Oh My Godheads è un action game locale per PC che si distingue per i suoi caotici scontri a quattro giocatori. Si sceglie tra un roster di personaggi stilizzati e si compete per impadronirsi dei potenti Godhead, difendendoli dagli avversari con attacchi in mischia e proiettili da lancio come le torte esplosive.
Gameplay
Il cuore del gioco consiste nel prendere un Godhead e portarlo verso l'obiettivo mentre la sua abilità speciale si attiva contro chi lo trasporta e i giocatori vicini. Ogni Godhead, dieci in totale, possiede un potere unico in grado di ribaltare la situazione: esplosioni ad area, controllo mentale o congelamento dei nemici. Il combattimento alterna fendenti di spada e lanci di oggetti, creando scambi rapidi in cui posizionamento e tempismo contano più della strategia a lungo termine.
Nove personaggi sono realizzati in low-poly e si distinguono per dettagli visivi come un pinguino con cilindro, monocolo e pipa. Dieci arene offrono ambientazioni diverse, tra cascate giapponesi, vulcani italiani e piramidi azteche, tutte ricche di ostacoli che influenzano movimento e campo visivo. La modalità locale supporta fino a quattro partecipanti; slot vuoti possono essere riempiti da IA per mantenere le partite equilibrate anche senza altri giocatori umani.
Modalità di gioco
Capture the Head contrappone due squadre in una corsa per catturare il Godhead e consegnarlo alla base prima che i suoi effetti o l'intervento nemico interrompano il tentativo. King of the Head elimina squadre e obiettivi: vince chi mantiene il possesso per il tempo cumulativo più lungo. Headhunters sposta l'attenzione sulle eliminazioni, incoronando chi totalizza più uccisioni entro la fine del round.
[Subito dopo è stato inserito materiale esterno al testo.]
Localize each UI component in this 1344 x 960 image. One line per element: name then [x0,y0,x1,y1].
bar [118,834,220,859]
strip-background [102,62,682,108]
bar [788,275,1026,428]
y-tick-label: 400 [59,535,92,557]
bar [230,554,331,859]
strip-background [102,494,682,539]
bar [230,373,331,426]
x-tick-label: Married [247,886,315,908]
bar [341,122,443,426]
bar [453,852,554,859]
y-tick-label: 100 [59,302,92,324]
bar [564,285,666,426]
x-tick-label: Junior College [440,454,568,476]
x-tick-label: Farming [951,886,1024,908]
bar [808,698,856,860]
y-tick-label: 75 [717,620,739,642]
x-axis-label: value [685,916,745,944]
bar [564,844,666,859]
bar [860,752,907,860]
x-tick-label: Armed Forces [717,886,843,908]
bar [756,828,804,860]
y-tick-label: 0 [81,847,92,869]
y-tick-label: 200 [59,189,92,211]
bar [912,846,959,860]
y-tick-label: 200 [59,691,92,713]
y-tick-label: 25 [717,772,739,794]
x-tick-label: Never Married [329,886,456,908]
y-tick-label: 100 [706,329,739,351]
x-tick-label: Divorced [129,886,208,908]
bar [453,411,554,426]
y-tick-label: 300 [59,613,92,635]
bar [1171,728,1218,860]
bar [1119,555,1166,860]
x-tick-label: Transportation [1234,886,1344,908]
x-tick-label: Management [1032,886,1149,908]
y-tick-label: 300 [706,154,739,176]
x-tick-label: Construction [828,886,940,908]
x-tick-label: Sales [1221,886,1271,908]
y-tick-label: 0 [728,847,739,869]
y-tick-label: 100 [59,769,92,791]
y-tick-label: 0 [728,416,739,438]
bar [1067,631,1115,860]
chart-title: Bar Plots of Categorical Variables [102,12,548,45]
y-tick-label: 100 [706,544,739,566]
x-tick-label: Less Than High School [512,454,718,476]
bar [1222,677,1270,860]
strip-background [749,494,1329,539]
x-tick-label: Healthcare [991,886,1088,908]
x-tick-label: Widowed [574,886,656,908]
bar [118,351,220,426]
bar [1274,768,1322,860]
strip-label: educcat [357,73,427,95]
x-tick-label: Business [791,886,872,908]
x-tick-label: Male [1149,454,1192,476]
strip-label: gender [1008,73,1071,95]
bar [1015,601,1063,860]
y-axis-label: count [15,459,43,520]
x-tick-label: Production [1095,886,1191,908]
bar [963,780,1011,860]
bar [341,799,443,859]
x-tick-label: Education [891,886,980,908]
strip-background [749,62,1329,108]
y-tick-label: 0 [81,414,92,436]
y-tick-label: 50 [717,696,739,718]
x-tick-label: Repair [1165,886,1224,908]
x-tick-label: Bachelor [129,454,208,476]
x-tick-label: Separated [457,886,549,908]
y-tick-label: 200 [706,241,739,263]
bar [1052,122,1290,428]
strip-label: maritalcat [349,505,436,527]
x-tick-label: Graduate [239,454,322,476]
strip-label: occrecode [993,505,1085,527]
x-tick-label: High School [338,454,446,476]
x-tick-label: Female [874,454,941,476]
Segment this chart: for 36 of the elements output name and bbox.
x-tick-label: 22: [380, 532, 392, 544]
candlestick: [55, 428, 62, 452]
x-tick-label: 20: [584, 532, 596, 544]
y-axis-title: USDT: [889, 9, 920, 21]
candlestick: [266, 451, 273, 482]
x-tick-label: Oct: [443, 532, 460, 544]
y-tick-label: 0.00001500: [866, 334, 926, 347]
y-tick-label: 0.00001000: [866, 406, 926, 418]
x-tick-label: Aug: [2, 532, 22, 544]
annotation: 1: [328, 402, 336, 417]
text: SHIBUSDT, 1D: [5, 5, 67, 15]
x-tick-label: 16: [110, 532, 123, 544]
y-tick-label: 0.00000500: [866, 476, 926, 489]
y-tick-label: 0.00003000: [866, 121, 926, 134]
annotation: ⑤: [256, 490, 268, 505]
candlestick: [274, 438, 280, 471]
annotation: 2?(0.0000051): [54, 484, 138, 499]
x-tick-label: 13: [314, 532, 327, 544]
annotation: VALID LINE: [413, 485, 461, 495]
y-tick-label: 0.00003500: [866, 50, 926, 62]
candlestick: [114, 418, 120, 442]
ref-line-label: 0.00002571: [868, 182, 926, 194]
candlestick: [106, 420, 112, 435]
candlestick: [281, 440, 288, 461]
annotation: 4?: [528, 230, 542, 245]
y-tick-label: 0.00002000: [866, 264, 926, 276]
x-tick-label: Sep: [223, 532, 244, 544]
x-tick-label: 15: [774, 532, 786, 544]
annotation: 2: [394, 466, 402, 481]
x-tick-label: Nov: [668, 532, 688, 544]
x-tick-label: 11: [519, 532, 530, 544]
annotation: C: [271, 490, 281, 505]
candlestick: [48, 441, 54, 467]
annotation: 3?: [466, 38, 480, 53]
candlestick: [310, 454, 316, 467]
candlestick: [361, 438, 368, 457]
Last Man Standing è una modalità survival in cui l'ultimo giocatore rimasto ha la meglio. Trials of the Gods propone un'esperienza solitaria con brevi sfide lanciate dagli dèi, ideali per allenarsi o competere contro l'IA senza altri giocatori. Queste cinque modalità coprono l'intera gamma di opzioni competitive.
Personaggi e arene
La selezione dei personaggi punta più sulla personalità visiva che sulle differenze meccaniche; l'estetica low-poly mantiene l'azione leggibile anche durante scontri affollati. Le arene introducono pericoli ambientali che interagiscono con le abilità dei Godhead, come passaggi stretti vicino alle cascate o piattaforme sopraelevate intorno ai vulcani, costringendo i giocatori ad adattare il percorso quando trasportano un Godhead attivo. L'insieme di questi elementi rende ogni partita diversa anche ripetendo la stessa modalità.
Vale la pena giocarci?
Oh My Godheads offre sessioni immediate e adrenaliniche, perfette per gruppi che cercano partite locali veloci su un'unica schermata. Il suo punto di forza risiede nelle imprevedibili abilità dei Godhead e nel divertimento fisico dei lanci di torte e dei fendenti di spada, capaci di mantenere vivo l'interesse anche in brevi sessioni. La presenza di avversari IA garantisce partite valide anche con meno di quattro persone, mentre la modalità Trials offre un'alternativa per allenarsi o giocare da soli.
Le recensioni sottolineano il fascino del gioco in dosi ridotte, ma anche i suoi limiti: varietà di modalità contenuta e assenza di multiplayer online. Chi apprezza le serate locali con gli amici può trovare il ciclo di gioco soddisfacente per un uso saltuario, mentre chi cerca campagne lunghe o aggiornamenti frequenti rischia di incontrare ripetitività dopo le prime partite. Il titolo rimane una scelta per chi preferisce un'arena action semplice a un set di funzionalità più ampio.